Experimenting with the OLED Click

OLED W clickOne thing many of my experiments can often use is an alphanumeric display, even better a graphic one. OLED displays have become really cheap nowadays and their low current consumption (when compared to a TFT display or an LCD with backlighting) makes them an attractive solution. But developing an ad hoc PCB and connecting with the typical flex strip can be quite a challenge for most prototyping needs.

Now it happens that there are no less than three OLED click boards currently listed on the Mikroelektronika catalog: a color model (OLED-C), and two monochrome models, white(OLED-W) and blue (OLED-B). I figured the color version featuring a 96×96 matrix with 16-bit color resolution would be cool, but it would also eat up too much memory ( 96x 96 x 2 = 18,432 bytes) if I was ever to use its full resolution/capabilities. The smaller ( 96x 40) monochromatic displays are just slightly cheaper but most importantly require only 480 bytes to paint a complete picture (96x 40 /8 bytes) something that appeared immediately to be more in tune with the needs and capabilities of my typical small 8-bit application (sensor/driver/controller/node…). I bought myself an OLED W click and started experimenting with it right away.

All  OLED displays nowadays feature a smart controller (Chip on Board) that abstracts all the complexity of the actual rows and columns (of pixels) driving as well as keeps a complete image in a local RAM array removing the need to perform constant scanning. The OLED-W click features an SSD1306 controller which presents both an SPI and an I2C interface to the application microcontroller. Both interfaces are also presented on the mikroBUS  connector but only the SPI is enabled by default (as in most click boards, a simple 0 ohm resistor  can be moved to change selection).

Setting up the project in MPLAB X and configuring a PIC16 microcontroller (PIC16F1709) to use the SPI peripheral (MSSP) in master  mode was a matter of a couple of clicks thanks to the MPLAB Code Configurator.

SPI Master (mode 0)

The only detail worth noting in the image above (or button worth clicking…) being the selection of the right Clock Edge. For some reason the MCC seems to prefer the Idle to Active edge ( a.k.a. mode 1) vs. what is in my experience the most frequent case, and surely the case of the SSD1306, that requires an Active to Idle clock edge (mode 0)!

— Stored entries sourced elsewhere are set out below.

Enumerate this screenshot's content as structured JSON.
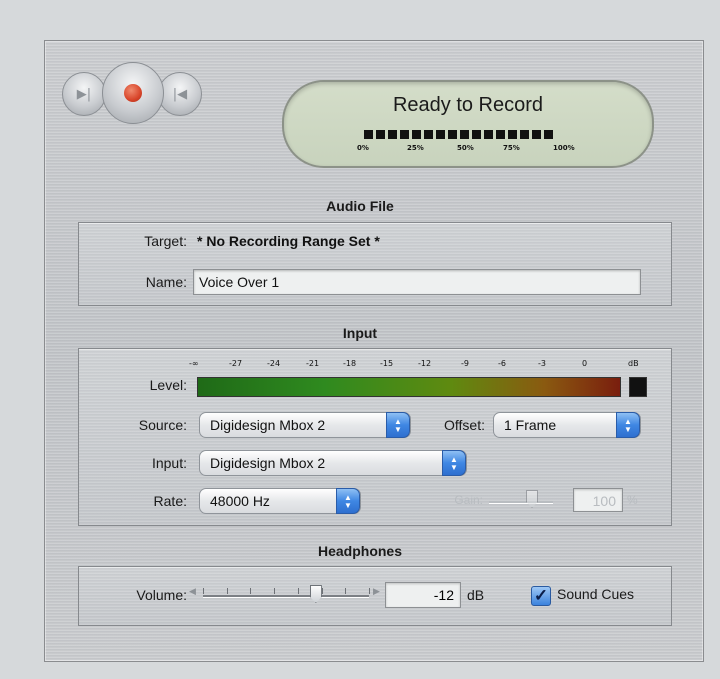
{
  "transport": {
    "prev_icon": "skip-back-icon",
    "record_icon": "record-dot-icon",
    "next_icon": "skip-forward-icon",
    "prev_glyph": "▶|",
    "next_glyph": "|◀"
  },
  "status": {
    "title": "Ready to Record",
    "meter_ticks": [
      "0%",
      "25%",
      "50%",
      "75%",
      "100%"
    ],
    "segments": 16
  },
  "audio_file": {
    "section_title": "Audio File",
    "target_label": "Target:",
    "target_value": "* No Recording Range Set *",
    "name_label": "Name:",
    "name_value": "Voice Over 1"
  },
  "input": {
    "section_title": "Input",
    "level_label": "Level:",
    "scale": [
      "-∞",
      "-27",
      "-24",
      "-21",
      "-18",
      "-15",
      "-12",
      "-9",
      "-6",
      "-3",
      "0",
      "dB"
    ],
    "source_label": "Source:",
    "source_value": "Digidesign Mbox 2",
    "offset_label": "Offset:",
    "offset_value": "1 Frame",
    "input_label": "Input:",
    "input_value": "Digidesign Mbox 2",
    "rate_label": "Rate:",
    "rate_value": "48000 Hz",
    "gain_label": "Gain:",
    "gain_value": "100",
    "gain_unit": "%"
  },
  "headphones": {
    "section_title": "Headphones",
    "volume_label": "Volume:",
    "volume_value": "-12",
    "volume_unit": "dB",
    "volume_level": 0.68,
    "sound_cues_label": "Sound Cues",
    "sound_cues_checked": true
  },
  "colors": {
    "lcd_bg": "#cbd5c0",
    "record_red": "#d8452a",
    "accent_blue": "#3b82dd"
  }
}
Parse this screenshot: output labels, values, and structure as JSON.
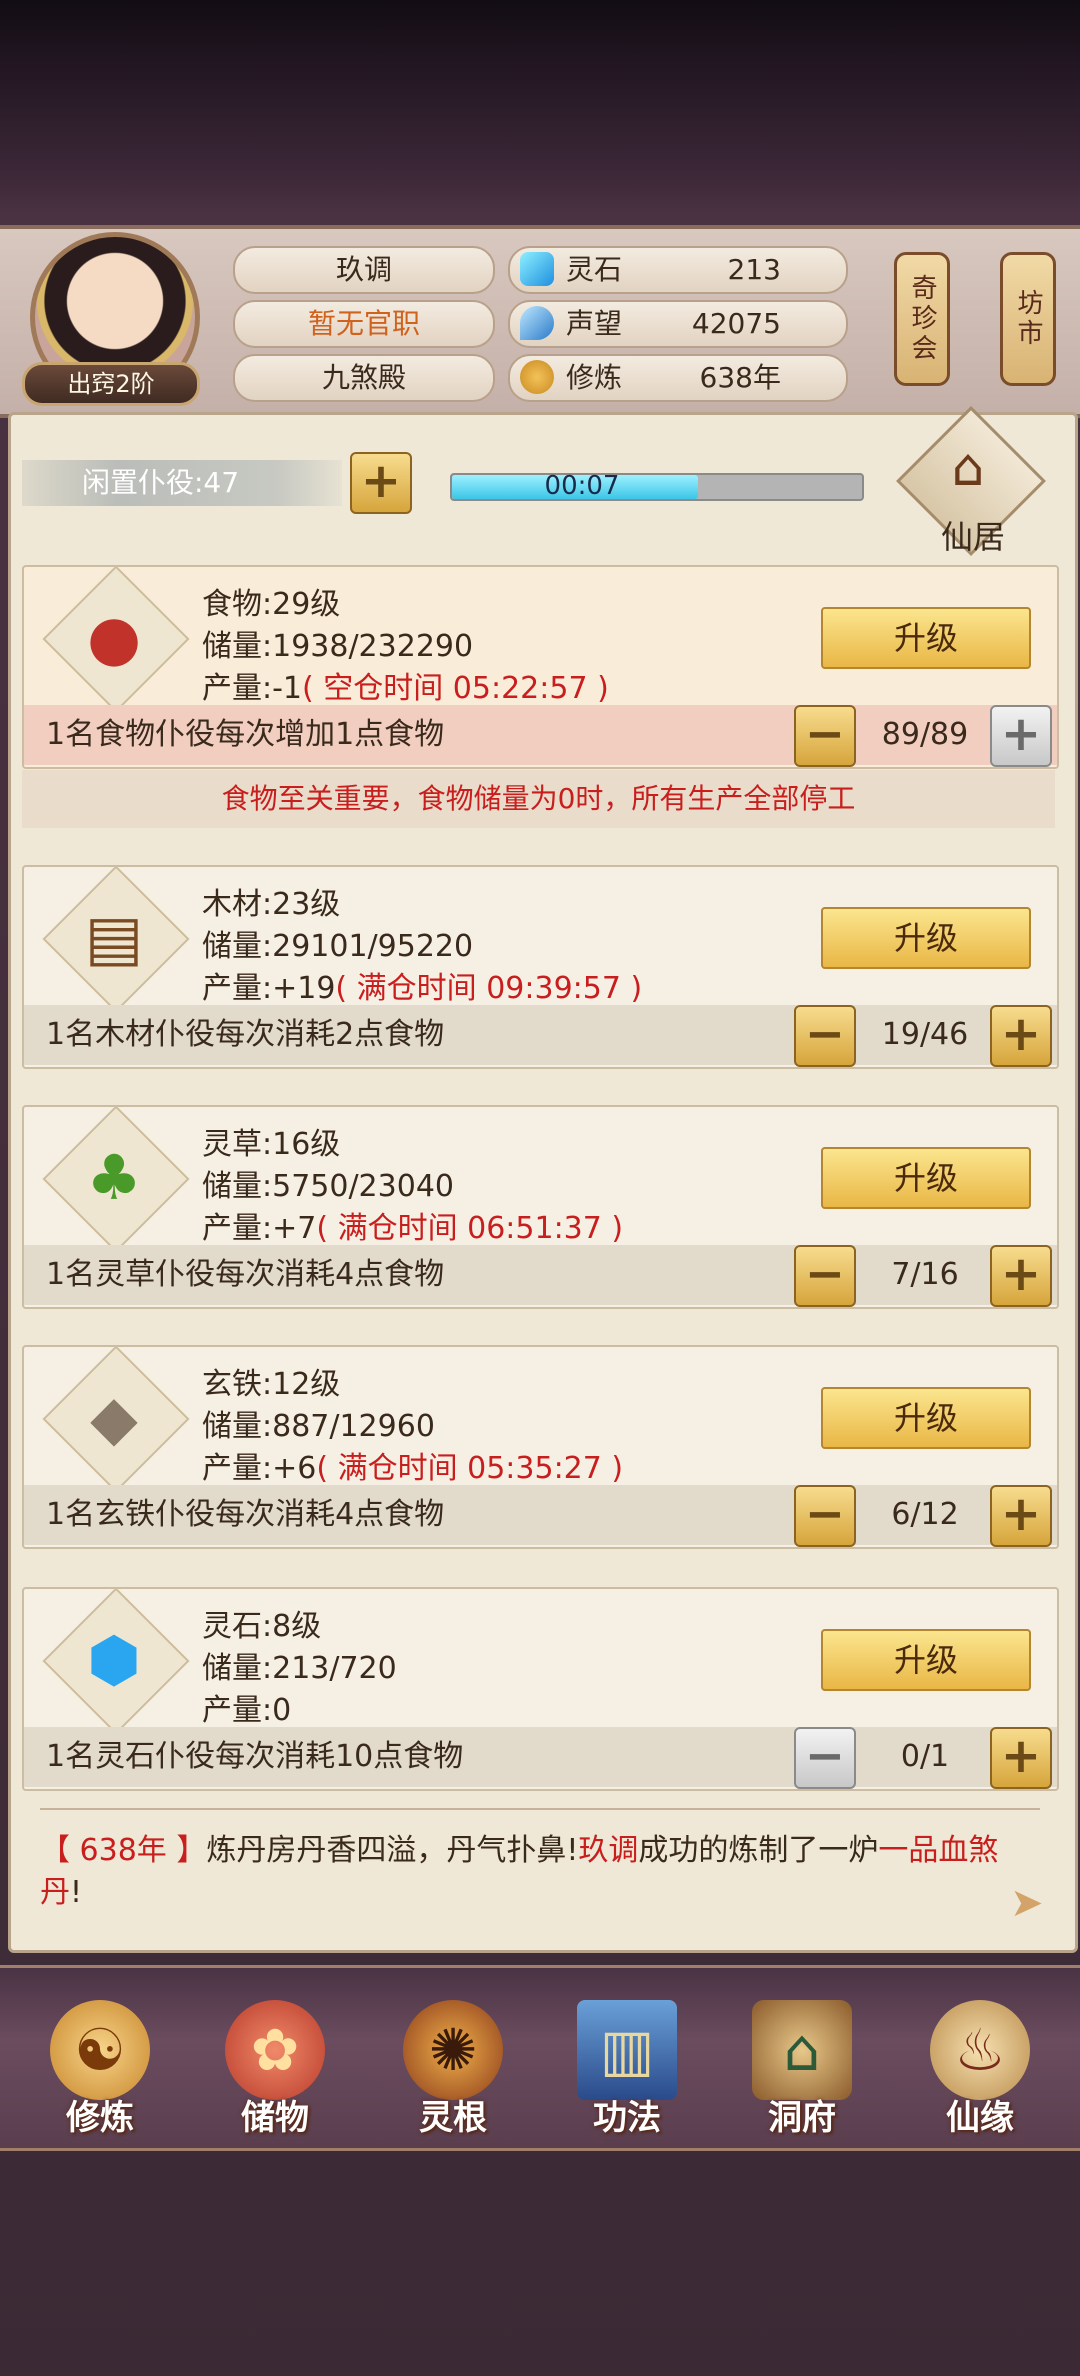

As for the IOs, all I had to do was enabling the standard pin assignments for the SPI port and add three additional pins for the Data/Command register selection (OLED_DC), the device reset (OLED_RST) and chip select (OLED_CS) so to fit the wiring of the board (Simplicity) in use. Porting the project to work with the Curiosity board might require some changes.

GPIO configuration

Once the GPIO (pin_manager.c) and SPI  (spi.c) drivers were generated by MCC, and so was my main.c file,  I am lazy and I like to let MPLAB work for me, the next hurdle was to get the OLED controller initialised properly.

The init procedure is for all such displays controllers the only tricky part. Fortunately, in most cases it can be simply copied from an example file provided directly by the (display) manufacturer. In our case, Mikroelektronika being so diligent in supporting its products, it meant just taking “inspiration” ( a.k.a. cut & paste) directly from their MikroC examples.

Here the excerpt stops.